Há filmes avessos a rótulos, e é precisamente esse o caso de “Pecadores”. O novo trabalho de Ryan Coogler rejeita boa parte das expectativas que se queira ter a seu respeito ao fundir drama de época, horror gótico e musical para contar uma história de resistência, de luta, tudo muito bem temperado por ironia e dispondo de apuro estético irretocável. A saga de dois irmãos pretos veteranos da Primeira Guerra Mundial (1914-1918) que em 1932 voltam ao Delta do Mississípi determinados a abrir um espaço de socialização para negros parece um romance de formação à James Baldwin (1924-1987) ou Toni Morrison (1931-2019), fixando-se na relação entre os gêmeos Smoke e Stack Moore ao longo do terço inicial do longa. Findo esse vasto e enganoso prólogo, o texto de Coogler passa a um horror formulaico, com vampiros brancos e caipiras, cruéis, a encarnar a ameaça sórdida do racismo. O diretor-roteirista é hábil em sustentar esses dois tempos narrativos, ainda que sob pena de ofender suscetibilidades. E sem prejuízo da lógica.
Smoke e Stack vestem-se como os gângsteres de Chicago, onde levantaram uma fortuna com toda sorte de contravenções, e agora correm contra o relógio para abrir seu novo negócio, com malas de dinheiro vivo e caixas da cerveja irlandesa mais cara. Sua primeira aquisição é o primo Sammie, filho de Jedidiah, um reverendo batista que tem com a música uma relação quase religiosa. Desse ponto em diante, Coogler vai tecendo uma crítica sociológica contundente, capaz de desvelar a hipocrisia da segregação racial, que tolera afrodescendentes desde que endinheirados — talvez fosse isso que ele quis ter feito mais explicitamente em “Pantera Negra: Wakanda para Sempre” (2022) e não pôde. Agora, o cineasta recupera o tempo perdido, espalhando nos diálogos dos gêmeos, vividos por Michael B. Jordan, uma defesa leve e muito bem-humorada da identidade étnica do filme, papel que Miles Caton também desempenha, alguns tons abaixo.

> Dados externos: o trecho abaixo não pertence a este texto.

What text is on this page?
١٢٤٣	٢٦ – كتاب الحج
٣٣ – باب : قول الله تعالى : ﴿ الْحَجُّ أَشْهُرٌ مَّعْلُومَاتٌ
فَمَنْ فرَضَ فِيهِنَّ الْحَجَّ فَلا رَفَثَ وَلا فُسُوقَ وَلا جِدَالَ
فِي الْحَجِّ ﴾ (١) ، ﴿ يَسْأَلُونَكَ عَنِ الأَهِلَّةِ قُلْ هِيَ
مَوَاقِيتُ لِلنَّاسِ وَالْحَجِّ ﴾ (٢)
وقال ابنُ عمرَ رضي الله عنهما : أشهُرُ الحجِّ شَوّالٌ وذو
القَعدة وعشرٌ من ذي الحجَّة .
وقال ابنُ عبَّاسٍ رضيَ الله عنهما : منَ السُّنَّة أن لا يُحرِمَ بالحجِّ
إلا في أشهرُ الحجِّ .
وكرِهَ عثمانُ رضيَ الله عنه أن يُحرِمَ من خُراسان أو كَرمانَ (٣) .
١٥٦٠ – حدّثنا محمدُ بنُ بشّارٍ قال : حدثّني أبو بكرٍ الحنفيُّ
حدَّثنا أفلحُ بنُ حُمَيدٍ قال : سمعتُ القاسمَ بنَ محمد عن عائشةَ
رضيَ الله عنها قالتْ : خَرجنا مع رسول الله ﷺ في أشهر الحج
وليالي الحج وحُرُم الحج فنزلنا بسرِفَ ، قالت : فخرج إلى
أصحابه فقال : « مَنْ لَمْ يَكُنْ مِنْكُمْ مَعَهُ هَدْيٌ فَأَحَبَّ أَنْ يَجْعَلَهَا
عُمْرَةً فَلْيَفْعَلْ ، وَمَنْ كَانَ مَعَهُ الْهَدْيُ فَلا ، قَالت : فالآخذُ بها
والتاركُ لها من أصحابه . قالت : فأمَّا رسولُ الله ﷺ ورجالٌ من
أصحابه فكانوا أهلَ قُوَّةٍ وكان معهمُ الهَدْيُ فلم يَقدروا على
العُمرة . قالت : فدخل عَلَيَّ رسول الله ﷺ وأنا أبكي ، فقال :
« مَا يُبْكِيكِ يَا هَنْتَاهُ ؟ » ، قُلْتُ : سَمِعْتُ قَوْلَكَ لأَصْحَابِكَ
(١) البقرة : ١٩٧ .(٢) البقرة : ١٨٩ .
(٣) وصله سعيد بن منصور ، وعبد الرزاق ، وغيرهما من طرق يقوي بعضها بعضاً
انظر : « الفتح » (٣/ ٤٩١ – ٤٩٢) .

Quando convencem Delta Slim, um velho bluesman alcoólatra, a deixar seu posto no cabaré mais tradicional do lugarejo e ir com eles, em troca de um cachê algumas vezes mais polpudo e todas as garrafas que puder enxugar, “Pecadores” começa a entrar em sua fase mais feérica, com o admirável desfile de tipos humanos a exemplo de Annie, a feiticeira de hudu de Wunmi Mosaku, a cozinheira do novo empreendimento dos Moore; o casal Grace e Bo Chow, personagens de Li Jun Li e Yao, na gerência do bar, e Broa de Milho, o porteiro interpretado por Omar Benson Miller.
No interior daquele galpão de madeira, adquirido de um dos próceres da Ku Klux Klan semanas antes, a humilde freguesia experimenta uma sensação de liberdade e refúgio, até que o conflito que serve de justificativa para o argumento central eclode. Remmick, um lavrador de ascendência irlandesa que mora ali perto, consegue invadir o baile e então a fotografia de Autumn Durald Arkapaw e a trilha sonora de Ludwig Göransson transformam o encanto brejeiro da festa num massacre, que culminam em paranoias e agressões entre o hoste mais vulnerável. Jack O’Connell rouba a cena, o que poderia dar margem a considerações indelicadas, não fossem o carisma de Mosaku e o talento de Delroy Lindo. Também há lugar para um amor maldito, mas nem precisava. O caos grandiloquente criado por Coogler sufoca qualquer clichê mais insinuante.